The suite life. Yesterday, I had occasion to check out the renovated Skyline Terrace Suites at MGM Grand. While I like the profusion of red lacquer and the furniture is much more comfortable than it looks, the decor is LOUD! and GARISH! even by Strip standards. The floor plans are odd, too: Everything seems to be ‘around the corner.’ Mr. Charles Monster will be pleased (ha!) to know that the ‘shat phone’ continues to be de rigeur. Anyway, contrary to the account in the Las Vegas Sun, we were told that these will be doled out to “casino guests” (i.e., high rollers), so their design eccentricities needn’t concern us much. While the new look might scream, “Seventies bachelor pad,” MGM had …
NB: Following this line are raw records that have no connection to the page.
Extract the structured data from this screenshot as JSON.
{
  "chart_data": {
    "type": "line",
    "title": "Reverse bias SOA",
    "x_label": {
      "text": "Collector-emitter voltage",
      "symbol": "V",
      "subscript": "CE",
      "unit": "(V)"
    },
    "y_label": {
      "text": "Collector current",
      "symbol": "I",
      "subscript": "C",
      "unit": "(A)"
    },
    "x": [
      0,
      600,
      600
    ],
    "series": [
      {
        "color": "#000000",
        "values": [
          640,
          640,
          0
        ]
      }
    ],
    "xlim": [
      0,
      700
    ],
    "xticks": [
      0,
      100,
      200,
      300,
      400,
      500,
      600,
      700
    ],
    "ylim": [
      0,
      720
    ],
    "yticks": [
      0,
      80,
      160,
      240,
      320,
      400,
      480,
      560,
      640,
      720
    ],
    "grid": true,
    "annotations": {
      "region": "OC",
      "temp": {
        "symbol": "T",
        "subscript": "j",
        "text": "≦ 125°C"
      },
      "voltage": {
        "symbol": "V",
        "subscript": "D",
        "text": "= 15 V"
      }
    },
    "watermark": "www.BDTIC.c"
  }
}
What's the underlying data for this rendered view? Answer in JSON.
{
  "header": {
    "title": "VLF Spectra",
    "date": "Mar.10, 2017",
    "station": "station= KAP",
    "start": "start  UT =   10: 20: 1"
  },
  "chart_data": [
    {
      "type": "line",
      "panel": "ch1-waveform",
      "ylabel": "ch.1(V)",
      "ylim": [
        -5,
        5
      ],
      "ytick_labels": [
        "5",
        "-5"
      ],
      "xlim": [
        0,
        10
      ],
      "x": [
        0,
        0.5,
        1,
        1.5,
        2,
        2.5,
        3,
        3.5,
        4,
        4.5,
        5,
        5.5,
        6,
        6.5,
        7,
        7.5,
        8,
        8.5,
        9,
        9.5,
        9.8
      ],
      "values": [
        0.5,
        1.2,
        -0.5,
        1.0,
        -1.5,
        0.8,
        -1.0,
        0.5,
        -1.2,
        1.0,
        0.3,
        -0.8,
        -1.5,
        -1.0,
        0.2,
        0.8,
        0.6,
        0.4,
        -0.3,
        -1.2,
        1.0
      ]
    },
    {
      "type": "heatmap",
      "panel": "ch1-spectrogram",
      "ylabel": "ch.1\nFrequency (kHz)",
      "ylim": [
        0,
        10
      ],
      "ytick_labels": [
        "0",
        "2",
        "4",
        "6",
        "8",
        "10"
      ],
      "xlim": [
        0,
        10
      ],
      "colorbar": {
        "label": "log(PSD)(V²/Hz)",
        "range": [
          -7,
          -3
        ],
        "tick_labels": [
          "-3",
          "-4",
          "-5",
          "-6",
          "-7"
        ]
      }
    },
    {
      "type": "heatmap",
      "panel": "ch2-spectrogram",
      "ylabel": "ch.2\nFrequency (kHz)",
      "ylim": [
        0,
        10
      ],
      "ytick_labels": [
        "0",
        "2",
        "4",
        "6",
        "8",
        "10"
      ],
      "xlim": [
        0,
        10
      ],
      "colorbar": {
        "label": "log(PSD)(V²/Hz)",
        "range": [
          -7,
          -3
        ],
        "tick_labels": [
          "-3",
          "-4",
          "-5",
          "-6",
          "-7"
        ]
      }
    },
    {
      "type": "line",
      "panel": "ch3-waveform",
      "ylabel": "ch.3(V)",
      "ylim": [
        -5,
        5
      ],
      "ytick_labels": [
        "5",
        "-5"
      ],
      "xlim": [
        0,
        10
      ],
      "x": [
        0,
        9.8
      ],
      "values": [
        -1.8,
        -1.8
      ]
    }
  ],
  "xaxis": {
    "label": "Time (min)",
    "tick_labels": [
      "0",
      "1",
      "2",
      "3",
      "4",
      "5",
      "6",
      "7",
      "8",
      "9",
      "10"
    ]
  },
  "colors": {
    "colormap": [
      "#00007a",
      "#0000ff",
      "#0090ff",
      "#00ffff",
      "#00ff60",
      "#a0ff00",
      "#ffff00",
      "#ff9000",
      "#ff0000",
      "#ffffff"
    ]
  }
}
… thoughtfully provided photo galleries of the suites in their pre-renovation guise. Although the Green Monster opened in 1993, it looks for all the world like Clifford Perlman and Larry Woolf took a time machine back to 1963 to find furniture and decor. You’d be forgiven for thinking these were room photos from the Sahara. Speaking of which, I didn’t know what to make of the Mideastern music and cuisine that accompanied the showing. Is MGM planning to market these units to its Arabic clientele? (Murren is/was in business with the disgraced Mubarak family, so it’s a reasonable surmise.)

However …

… a big-thumbs up to the Stay Well rooms, purged of allergens and kitted out with both augmented air-filtration technology but also lighting that’s meant to ease the transition from wakefulness to sleep and back again. It’ll cost you an extra $30 to stay in one but my initial reaction was, “It’s worth it” — and I certainly hope the concept is rolled out to other MGM-owned hotels. It’s a very moving-with-the-times concept … and much more useful to the hotel guest than is room technology so complicated (coughMandarin Orientalcough) that you need a user’s manual to operate it.

(Pssst, MGM! I couldn’t help noticing that the bathroom ceiling sloped to the southward. Got any ‘settling’ issues at the Green Monster, perchance?)

We also paid a visit to the Las Vegas Hotel & Casino, mainly to see Nunsense, which we found perfectly delightful. Local song-and-dance standout Anita Bean stepped in with aplomb as the Mother Superior, leading a highly talented (but otherwise nameless) cast of five on a tiny fringe of Shimmer Cabaret stage, in a set that had clearly been scavenged from Something Else. But the capable quintet somehow made it all work in their favor.

There was no delight to be found elsewhere on property. At least one revolving door has been removed from an entrance, to call the casino floor ‘dead’ would slander the deceased and mid-level management appeared to consist of aging, argumentative goombahs. I kept expecting Michael ChiklisVegas character to come in and start kicking somebody — hard.

Coming soon … another stage appearance by yours truly, in my after-dark guise of amateur actor. I’ll be playing a psychopath on a murderous rampage. In other words, typecasting.